Certain sports during adolescence

Frequent and extensive bending and rotation of the hip during exercise is an important risk factor. Football, basketball, ballet or martial arts are often found in history.

History of hip disorders

People who have suffered from a specific hip condition such as epiphysiolysis or Legg-Calvé-Perthes in childhood often have a different morphology in the hip that can more easily develop into hip impingement.

Complication after a hip fracture and/or surgery

After a fracture, poor natural healing may occur, causing the bone pieces to no longer fit together properly. Surgical overcorrection can also occur, causing pincers to develop.


There is no single clinical or radiographic sign that can provide a conclusive diagnosis of hip impingement. People can show signs of CAM and/or pincers on medical images, without ever experiencing any complaints. The typical painful movements can occur with many other conditions. As a result, a combination of various clinical signs, the correct history and medical imaging is required to arrive at the correct diagnosis.


Here the GP or specialist asks about the typical symptoms that occur with hip impingement. The complaints and associated activities are queried here. The doctor may also ask about a history of hip disorders and hereditary factors. If this interview reveals signs of hip impingement, clinical tests may follow.

C sign

When asked where the patient feels the most pain, they often grab the outside/front of the hip with their thumb and index finger in the shape of a “C”. This may indicate a condition inside the joint (as opposed to outside), which is a possible sign of hip impingement.

FADIR test

During this test, pain is elicited by the examiner performing a vigorous flexion and rotation movement (Flexion-ADduction-Internal Rotation = FADIR) of the hip, while the patient lies supine on the table. The structures at the front of the hip come under pressure and impingement can be provoked, which causes the typical complaints. This test is often positive, even in people who do not suffer from hip impingement.

Strength tests

There is moderate evidence that patients with this condition have reduced strength in their hip flexors and adductors (the muscles on the outside of the hip/thigh). Single-leg squats, stair climbing, or strength tests against examiner resistance can detect this reduction in strength.

Medical imaging

When various clinical and anamnestic signs of hip impingement are present, radiographic examination can provide further information. Initially this can be done via X-rays. If a more comprehensive picture of the morphology of the joint is required, a CT scan or MRA/MRI is used.


There is no one-size-fits-all solution for this condition. Depending on the clinical picture, activity level and patient preferences, various options are possible.
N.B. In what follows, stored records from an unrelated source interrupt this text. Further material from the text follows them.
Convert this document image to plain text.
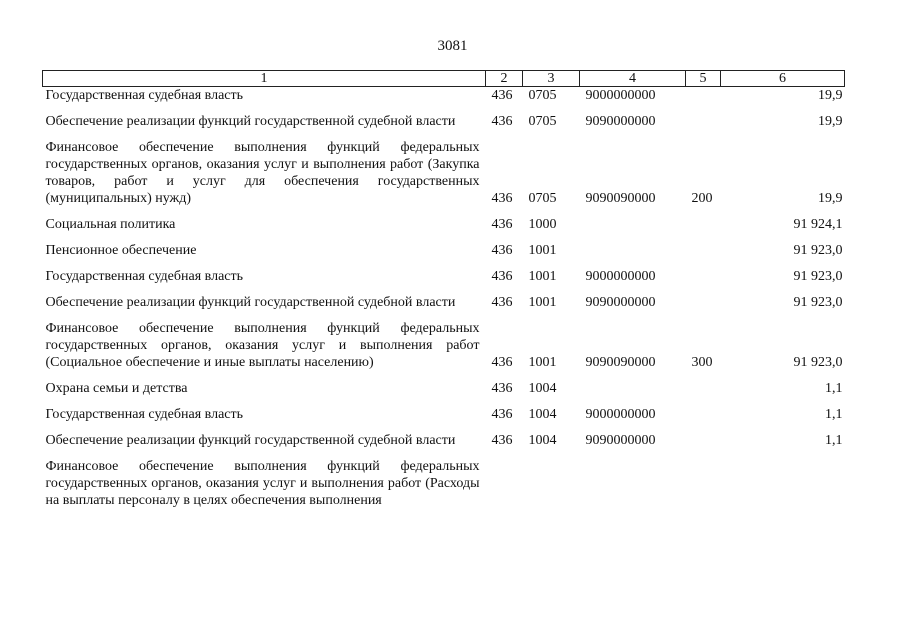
3081
1	2	3	4	5	6
Государственная судебная власть	436	0705	9000000000		19,9

Обеспечение реализации функций государственной судебной власти	436	0705	9090000000		19,9

Финансовое обеспечение выполнения функций федеральных государственных органов, оказания услуг и выполнения работ (Закупка товаров, работ и услуг для обеспечения государственных (муниципальных) нужд)	436	0705	9090090000	200	19,9

Социальная политика	436	1000			91 924,1

Пенсионное обеспечение	436	1001			91 923,0

Государственная судебная власть	436	1001	9000000000		91 923,0

Обеспечение реализации функций государственной судебной власти	436	1001	9090000000		91 923,0

Финансовое обеспечение выполнения функций федеральных государственных органов, оказания услуг и выполнения работ (Социальное обеспечение и иные выплаты населению)	436	1001	9090090000	300	91 923,0

Охрана семьи и детства	436	1004			1,1

Государственная судебная власть	436	1004	9000000000		1,1

Обеспечение реализации функций государственной судебной власти	436	1004	9090000000		1,1

Финансовое обеспечение выполнения функций федеральных государственных органов, оказания услуг и выполнения работ (Расходы на выплаты персоналу в целях обеспечения выполнения					
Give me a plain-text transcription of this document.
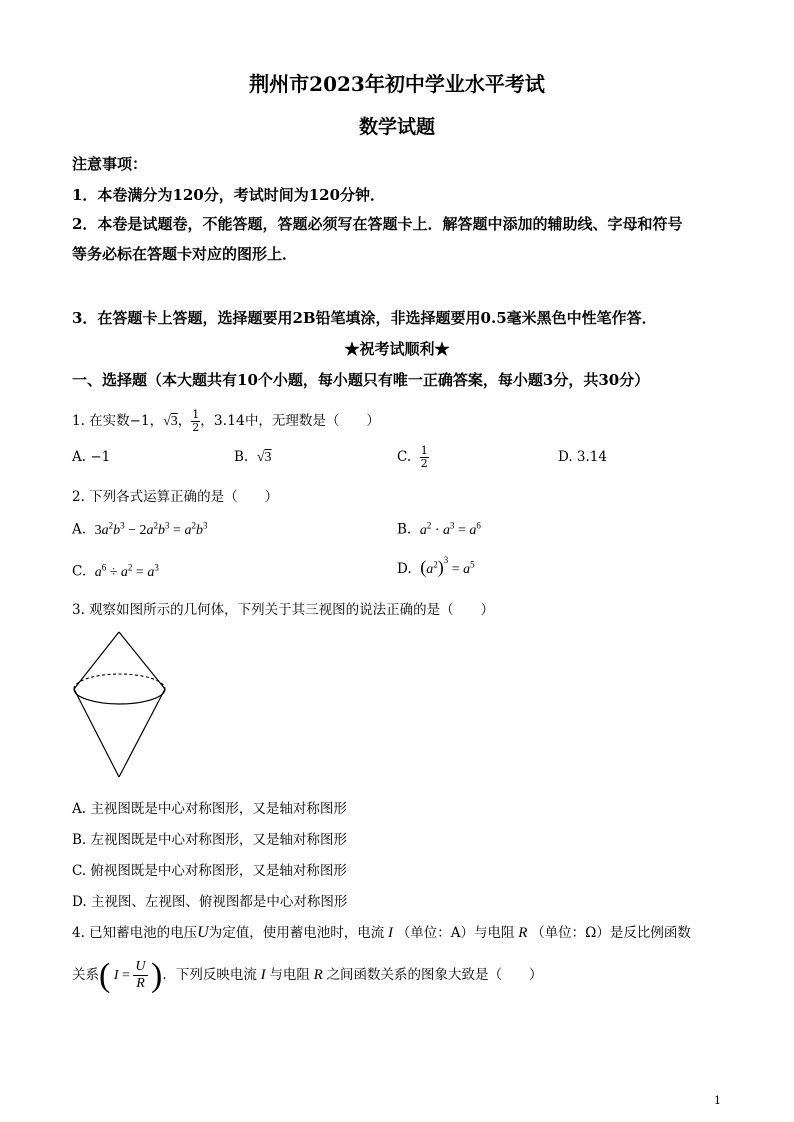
荆州市2023年初中学业水平考试
数学试题
注意事项：
1．本卷满分为120分，考试时间为120分钟．
2．本卷是试题卷，不能答题，答题必须写在答题卡上．解答题中添加的辅助线、字母和符号
等务必标在答题卡对应的图形上．
3．在答题卡上答题，选择题要用2B铅笔填涂，非选择题要用0.5毫米黑色中性笔作答．
★祝考试顺利★
一、选择题（本大题共有10个小题，每小题只有唯一正确答案，每小题3分，共30分）
1. 在实数−1，√3， $\frac{1}{2}$ ，3.14中，无理数是（　　）
A. −1	B. √3	C. $\frac{1}{2}$	D. 3.14
2. 下列各式运算正确的是（　　）
A. $3a^2b^3 - 2a^2b^3 = a^2b^3$	B. $a^2 \cdot a^3 = a^6$
C. $a^6 \div a^2 = a^3$	D. $(a^2)^3 = a^5$
3. 观察如图所示的几何体，下列关于其三视图的说法正确的是（　　）
A. 主视图既是中心对称图形，又是轴对称图形
B. 左视图既是中心对称图形，又是轴对称图形
C. 俯视图既是中心对称图形，又是轴对称图形
D. 主视图、左视图、俯视图都是中心对称图形
4. 已知蓄电池的电压U为定值，使用蓄电池时，电流 I （单位：A）与电阻 R （单位：Ω）是反比例函数
关系( $I = \frac{U}{R}$ )．下列反映电流 I 与电阻 R 之间函数关系的图象大致是（　　）
1
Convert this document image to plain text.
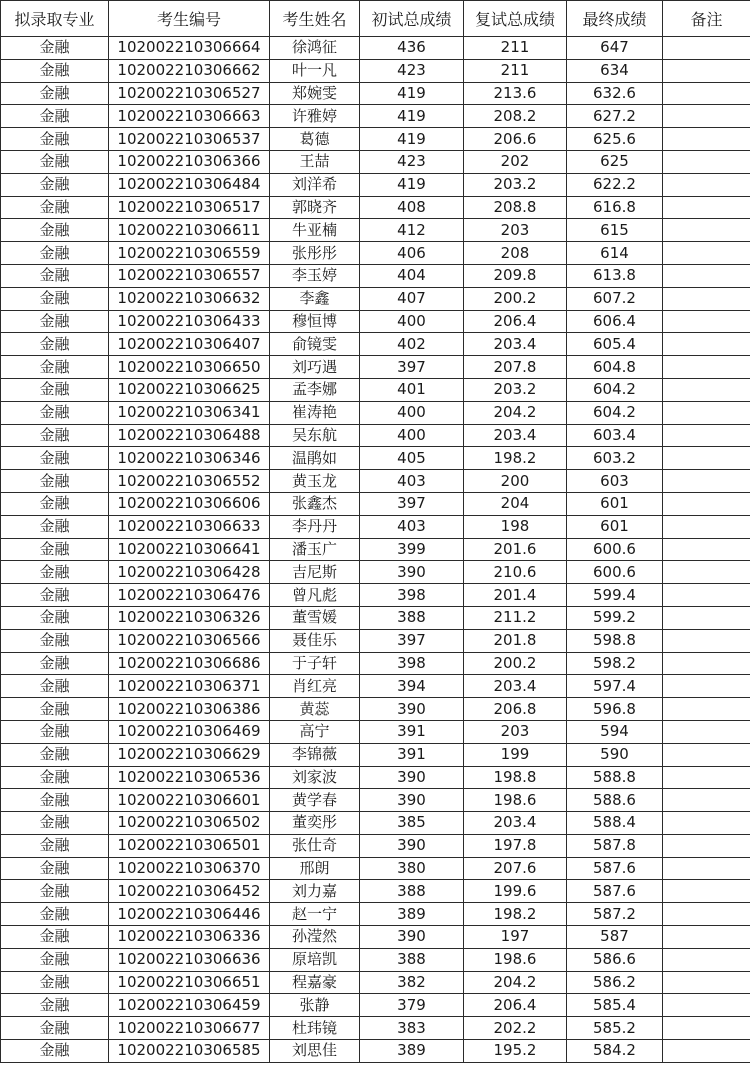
拟录取专业	考生编号	考生姓名	初试总成绩	复试总成绩	最终成绩	备注
金融	102002210306664	徐鸿征	436	211	647	
金融	102002210306662	叶一凡	423	211	634	
金融	102002210306527	郑婉雯	419	213.6	632.6	
金融	102002210306663	许雅婷	419	208.2	627.2	
金融	102002210306537	葛德	419	206.6	625.6	
金融	102002210306366	王喆	423	202	625	
金融	102002210306484	刘洋希	419	203.2	622.2	
金融	102002210306517	郭晓齐	408	208.8	616.8	
金融	102002210306611	牛亚楠	412	203	615	
金融	102002210306559	张彤彤	406	208	614	
金融	102002210306557	李玉婷	404	209.8	613.8	
金融	102002210306632	李鑫	407	200.2	607.2	
金融	102002210306433	穆恒博	400	206.4	606.4	
金融	102002210306407	俞镜雯	402	203.4	605.4	
金融	102002210306650	刘巧遇	397	207.8	604.8	
金融	102002210306625	孟李娜	401	203.2	604.2	
金融	102002210306341	崔涛艳	400	204.2	604.2	
金融	102002210306488	吴东航	400	203.4	603.4	
金融	102002210306346	温鹃如	405	198.2	603.2	
金融	102002210306552	黄玉龙	403	200	603	
金融	102002210306606	张鑫杰	397	204	601	
金融	102002210306633	李丹丹	403	198	601	
金融	102002210306641	潘玉广	399	201.6	600.6	
金融	102002210306428	吉尼斯	390	210.6	600.6	
金融	102002210306476	曾凡彪	398	201.4	599.4	
金融	102002210306326	董雪媛	388	211.2	599.2	
金融	102002210306566	聂佳乐	397	201.8	598.8	
金融	102002210306686	于子轩	398	200.2	598.2	
金融	102002210306371	肖红亮	394	203.4	597.4	
金融	102002210306386	黄蕊	390	206.8	596.8	
金融	102002210306469	高宁	391	203	594	
金融	102002210306629	李锦薇	391	199	590	
金融	102002210306536	刘家波	390	198.8	588.8	
金融	102002210306601	黄学春	390	198.6	588.6	
金融	102002210306502	董奕彤	385	203.4	588.4	
金融	102002210306501	张仕奇	390	197.8	587.8	
金融	102002210306370	邢朗	380	207.6	587.6	
金融	102002210306452	刘力嘉	388	199.6	587.6	
金融	102002210306446	赵一宁	389	198.2	587.2	
金融	102002210306336	孙滢然	390	197	587	
金融	102002210306636	原培凯	388	198.6	586.6	
金融	102002210306651	程嘉豪	382	204.2	586.2	
金融	102002210306459	张静	379	206.4	585.4	
金融	102002210306677	杜玮镜	383	202.2	585.2	
金融	102002210306585	刘思佳	389	195.2	584.2	
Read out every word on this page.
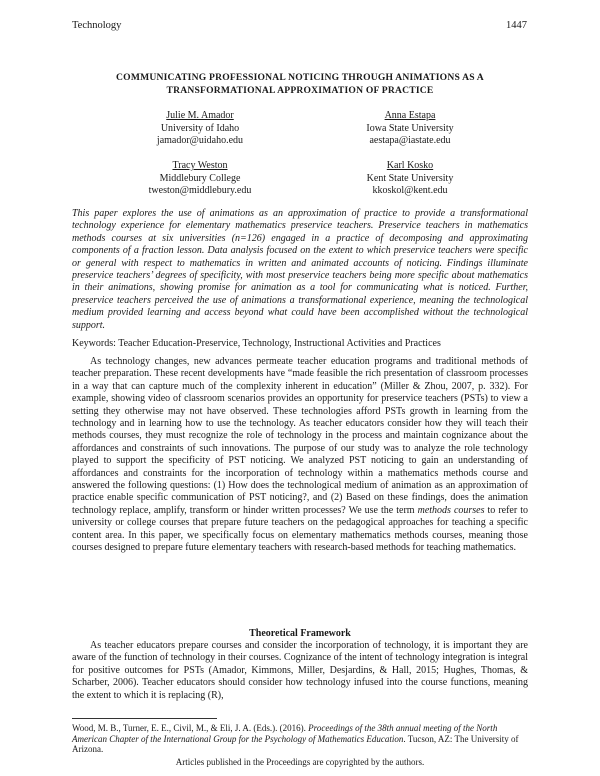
Technology	1447
COMMUNICATING PROFESSIONAL NOTICING THROUGH ANIMATIONS AS A TRANSFORMATIONAL APPROXIMATION OF PRACTICE
Julie M. Amador
University of Idaho
jamador@uidaho.edu
Anna Estapa
Iowa State University
aestapa@iastate.edu
Tracy Weston
Middlebury College
tweston@middlebury.edu
Karl Kosko
Kent State University
kkoskol@kent.edu

This paper explores the use of animations as an approximation of practice to provide a transformational technology experience for elementary mathematics preservice teachers. Preservice teachers in mathematics methods courses at six universities (n=126) engaged in a practice of decomposing and approximating components of a fraction lesson. Data analysis focused on the extent to which preservice teachers were specific or general with respect to mathematics in written and animated accounts of noticing. Findings illuminate preservice teachers’ degrees of specificity, with most preservice teachers being more specific about mathematics in their animations, showing promise for animation as a tool for communicating what is noticed. Further, preservice teachers perceived the use of animations a transformational experience, meaning the technological medium provided learning and access beyond what could have been accomplished without the technological support.

Keywords: Teacher Education-Preservice, Technology, Instructional Activities and Practices

As technology changes, new advances permeate teacher education programs and traditional methods of teacher preparation. These recent developments have “made feasible the rich presentation of classroom processes in a way that can capture much of the complexity inherent in education” (Miller & Zhou, 2007, p. 332). For example, showing video of classroom scenarios provides an opportunity for preservice teachers (PSTs) to view a setting they otherwise may not have observed. These technologies afford PSTs growth in learning from the technology and in learning how to use the technology. As teacher educators consider how they will teach their methods courses, they must recognize the role of technology in the process and maintain cognizance about the affordances and constraints of such innovations. The purpose of our study was to analyze the role technology played to support the specificity of PST noticing. We analyzed PST noticing to gain an understanding of affordances and constraints for the incorporation of technology within a mathematics methods course and answered the following questions: (1) How does the technological medium of animation as an approximation of practice enable specific communication of PST noticing?, and (2) Based on these findings, does the animation technology replace, amplify, transform or hinder written processes? We use the term methods courses to refer to university or college courses that prepare future teachers on the pedagogical approaches for teaching a specific content area. In this paper, we specifically focus on elementary mathematics methods courses, meaning those courses designed to prepare future elementary teachers with research-based methods for teaching mathematics.

Theoretical Framework

As teacher educators prepare courses and consider the incorporation of technology, it is important they are aware of the function of technology in their courses. Cognizance of the intent of technology integration is integral for positive outcomes for PSTs (Amador, Kimmons, Miller, Desjardins, & Hall, 2015; Hughes, Thomas, & Scharber, 2006). Teacher educators should consider how technology infused into the course functions, meaning the extent to which it is replacing (R),

Wood, M. B., Turner, E. E., Civil, M., & Eli, J. A. (Eds.). (2016). Proceedings of the 38th annual meeting of the North American Chapter of the International Group for the Psychology of Mathematics Education. Tucson, AZ: The University of Arizona.

Articles published in the Proceedings are copyrighted by the authors.
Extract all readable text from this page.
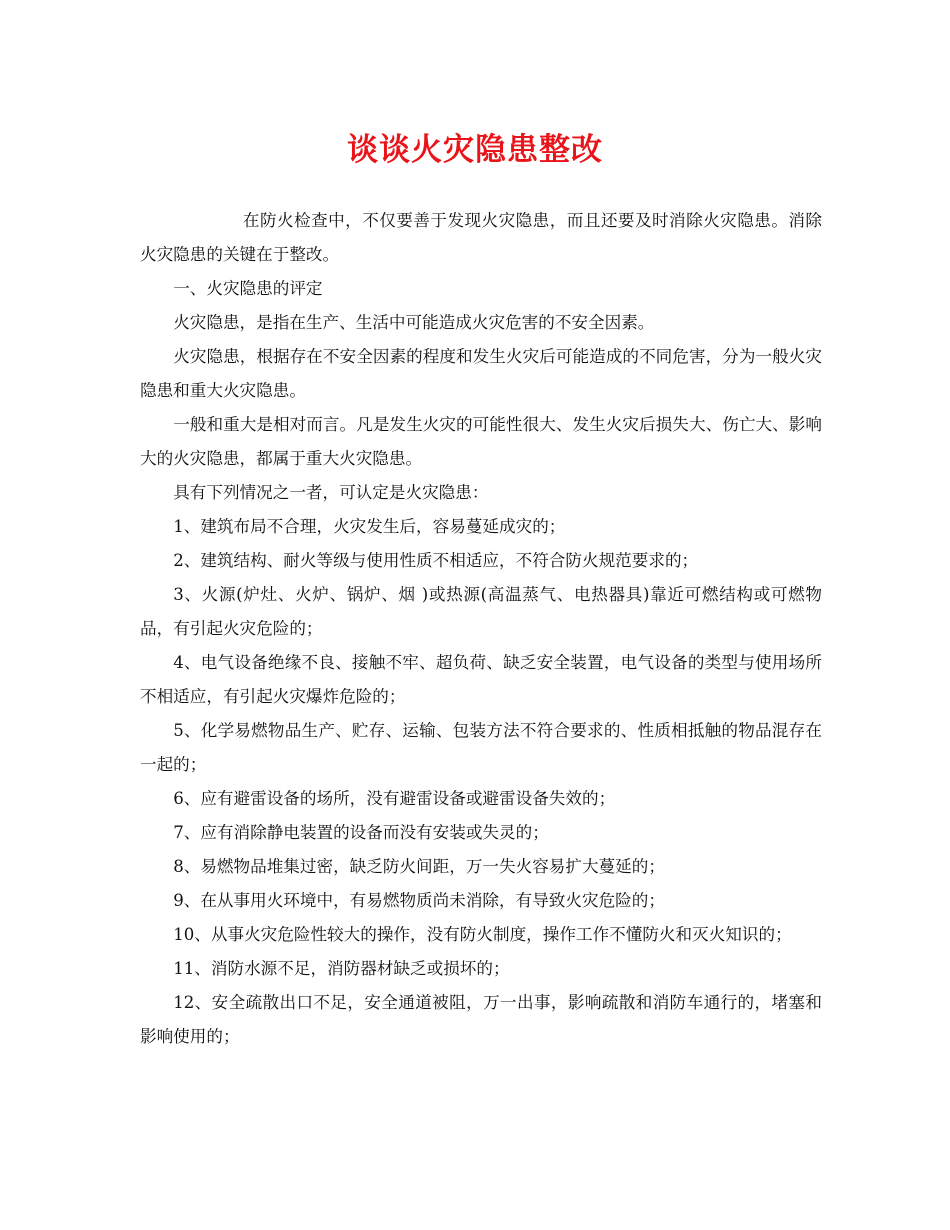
谈谈火灾隐患整改

在防火检查中，不仅要善于发现火灾隐患，而且还要及时消除火灾隐患。消除火灾隐患的关键在于整改。

一、火灾隐患的评定

火灾隐患，是指在生产、生活中可能造成火灾危害的不安全因素。

火灾隐患，根据存在不安全因素的程度和发生火灾后可能造成的不同危害，分为一般火灾隐患和重大火灾隐患。

一般和重大是相对而言。凡是发生火灾的可能性很大、发生火灾后损失大、伤亡大、影响大的火灾隐患，都属于重大火灾隐患。

具有下列情况之一者，可认定是火灾隐患：

1、建筑布局不合理，火灾发生后，容易蔓延成灾的；

2、建筑结构、耐火等级与使用性质不相适应，不符合防火规范要求的；

3、火源(炉灶、火炉、锅炉、烟 )或热源(高温蒸气、电热器具)靠近可燃结构或可燃物品，有引起火灾危险的；

4、电气设备绝缘不良、接触不牢、超负荷、缺乏安全装置，电气设备的类型与使用场所不相适应，有引起火灾爆炸危险的；

5、化学易燃物品生产、贮存、运输、包装方法不符合要求的、性质相抵触的物品混存在一起的；

6、应有避雷设备的场所，没有避雷设备或避雷设备失效的；

7、应有消除静电装置的设备而没有安装或失灵的；

8、易燃物品堆集过密，缺乏防火间距，万一失火容易扩大蔓延的；

9、在从事用火环境中，有易燃物质尚未消除，有导致火灾危险的；

10、从事火灾危险性较大的操作，没有防火制度，操作工作不懂防火和灭火知识的；

11、消防水源不足，消防器材缺乏或损坏的；

12、安全疏散出口不足，安全通道被阻，万一出事，影响疏散和消防车通行的，堵塞和影响使用的；
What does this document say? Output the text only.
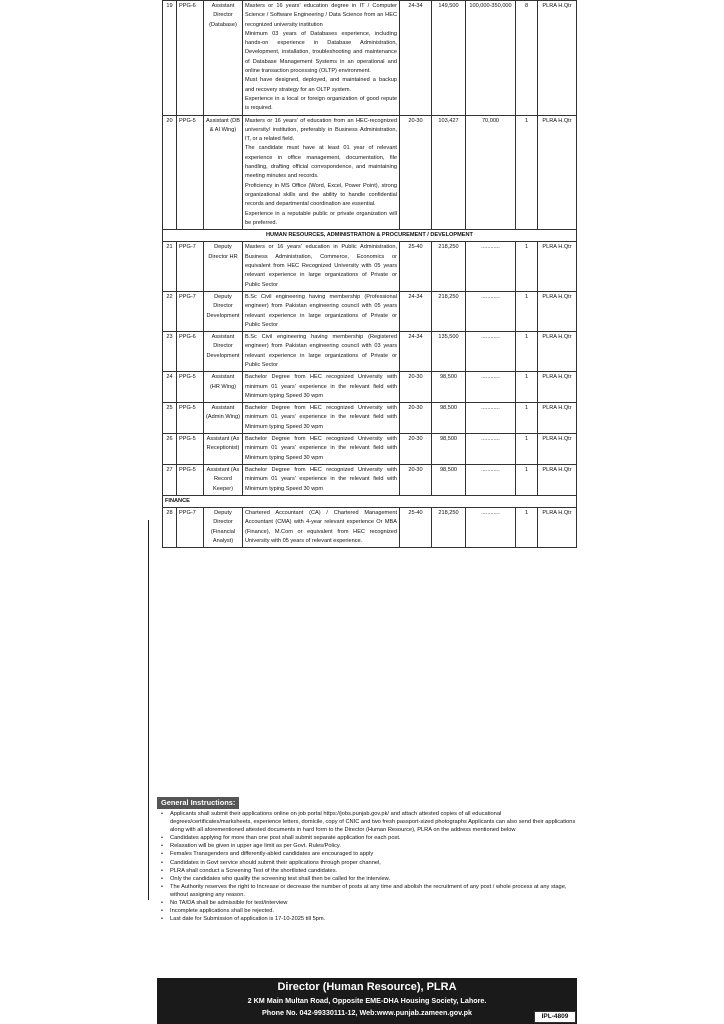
19	PPG-6	Assistant Director (Database)	Masters or 16 years' education degree in IT / Computer Science / Software Engineering / Data Science from an HEC recognized university institution
Minimum 03 years of Databases experience, including hands-on experience in Database Administration, Development, installation, troubleshooting and maintenance of Database Management Systems in an operational and online transaction processing (OLTP) environment.
Must have designed, deployed, and maintained a backup and recovery strategy for an OLTP system.
Experience in a local or foreign organization of good repute is required.	24-34	149,500	100,000-350,000	8	PLRA H.Qtr
20	PPG-5	Assistant (DB & AI Wing)	Masters or 16 years' of education from an HEC-recognized university/ institution, preferably in Business Administration, IT, or a related field.
The candidate must have at least 01 year of relevant experience in office management, documentation, file handling, drafting official correspondence, and maintaining meeting minutes and records.
Proficiency in MS Office (Word, Excel, Power Point), strong organizational skills and the ability to handle confidential records and departmental coordination are essential.
Experience in a reputable public or private organization will be preferred.	20-30	103,427	70,000	1	PLRA H.Qtr
HUMAN RESOURCES, ADMINISTRATION & PROCUREMENT / DEVELOPMENT								
21	PPG-7	Deputy Director HR	Masters or 16 years' education in Public Administration, Business Administration, Commerce, Economics or equivalent from HEC Recognized University with 05 years relevant experience in large organizations of Private or Public Sector	25-40	218,250	............	1	PLRA H.Qtr
22	PPG-7	Deputy Director Development	B.Sc Civil engineering having membership (Professional engineer) from Pakistan engineering council with 05 years relevant experience in large organizations of Private or Public Sector	24-34	218,250	............	1	PLRA H.Qtr
23	PPG-6	Assistant Director Development	B.Sc Civil engineering having membership (Registered engineer) from Pakistan engineering council with 03 years relevant experience in large organizations of Private or Public Sector	24-34	135,500	............	1	PLRA H.Qtr
24	PPG-5	Assistant (HR Wing)	Bachelor Degree from HEC recognized University with minimum 01 years' experience in the relevant field with Minimum typing Speed 30 wpm	20-30	98,500	............	1	PLRA H.Qtr
25	PPG-5	Assistant (Admin Wing)	Bachelor Degree from HEC recognized University with minimum 01 years' experience in the relevant field with Minimum typing Speed 30 wpm	20-30	98,500	............	1	PLRA H.Qtr
26	PPG-5	Assistant (As Receptionist)	Bachelor Degree from HEC recognized University with minimum 01 years' experience in the relevant field with Minimum typing Speed 30 wpm	20-30	98,500	............	1	PLRA H.Qtr
27	PPG-5	Assistant (As Record Keeper)	Bachelor Degree from HEC recognized University with minimum 01 years' experience in the relevant field with Minimum typing Speed 30 wpm	20-30	98,500	............	1	PLRA H.Qtr
FINANCE								
28	PPG-7	Deputy Director (Financial Analyst)	Chartered Accountant (CA) / Chartered Management Accountant (CMA) with 4-year relevant experience Or MBA (Finance), M.Com or equivalent from HEC recognized University with 05 years of relevant experience.	25-40	218,250	............	1	PLRA H.Qtr
General Instructions:
• Applicants shall submit their applications online on job portal https://jobs.punjab.gov.pk/ and attach attested copies of all educational degrees/certificates/marksheets, experience letters, domicile, copy of CNIC and two fresh passport-sized photographs Applicants can also send their applications along with all aforementioned attested documents in hard form to the Director (Human Resource), PLRA on the address mentioned below
• Candidates applying for more than one post shall submit separate application for each post.
• Relaxation will be given in upper age limit as per Govt. Rules/Policy.
• Females Transgenders and differently-abled candidates are encouraged to apply
• Candidates in Govt service should submit their applications through proper channel,
• PLRA shall conduct a Screening Test of the shortlisted candidates.
• Only the candidates who qualify the screening test shall then be called for the interview.
• The Authority reserves the right to Increase or decrease the number of posts at any time and abolish the recruitment of any post / whole process at any stage, without assigning any reason.
• No TA/DA shall be admissible for test/interview
• Incomplete applications shall be rejected.
• Last date for Submission of application is 17-10-2025 till 5pm.
Director (Human Resource), PLRA
2 KM Main Multan Road, Opposite EME-DHA Housing Society, Lahore.
Phone No. 042-99330111-12, Web:www.punjab.zameen.gov.pk	IPL-4809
This can be done independently with the advice of the GP, or with the help of a physiotherapist. This allows the patient’s daily activities to be examined in order to determine triggering factors and to temporarily avoid them and then gradually build up again. Specific exercise therapy can resolve loss of strength, stiffness, instability and coordination problems, so that compression occurs less often. In the short term, anti-inflammatories (NSAIDs) can provide relief. A final option before surgery is an infiltration of the hip joint with cortisone or hyaluronic acid.


If conservative management fails, keyhole surgery (arthroscopy) can be used to try to improve the fit of the femoral head and socket. This is done by removing any excess bone and joints and/or repairing labral injuries. Complications are exceptional, but are more common in the elderly, women and patients who have had complaints for a long time. In an advanced phase of the condition, where extensive cartilage damage has occurred and one therefore speaks of coxarthrosis, a (total) hip prosthesis may also be necessary.


Although there are indications that there is a good chance that the complaints will worsen if no action is taken, many patients with the right help return to their old activity level without (or with hardly any) complaints.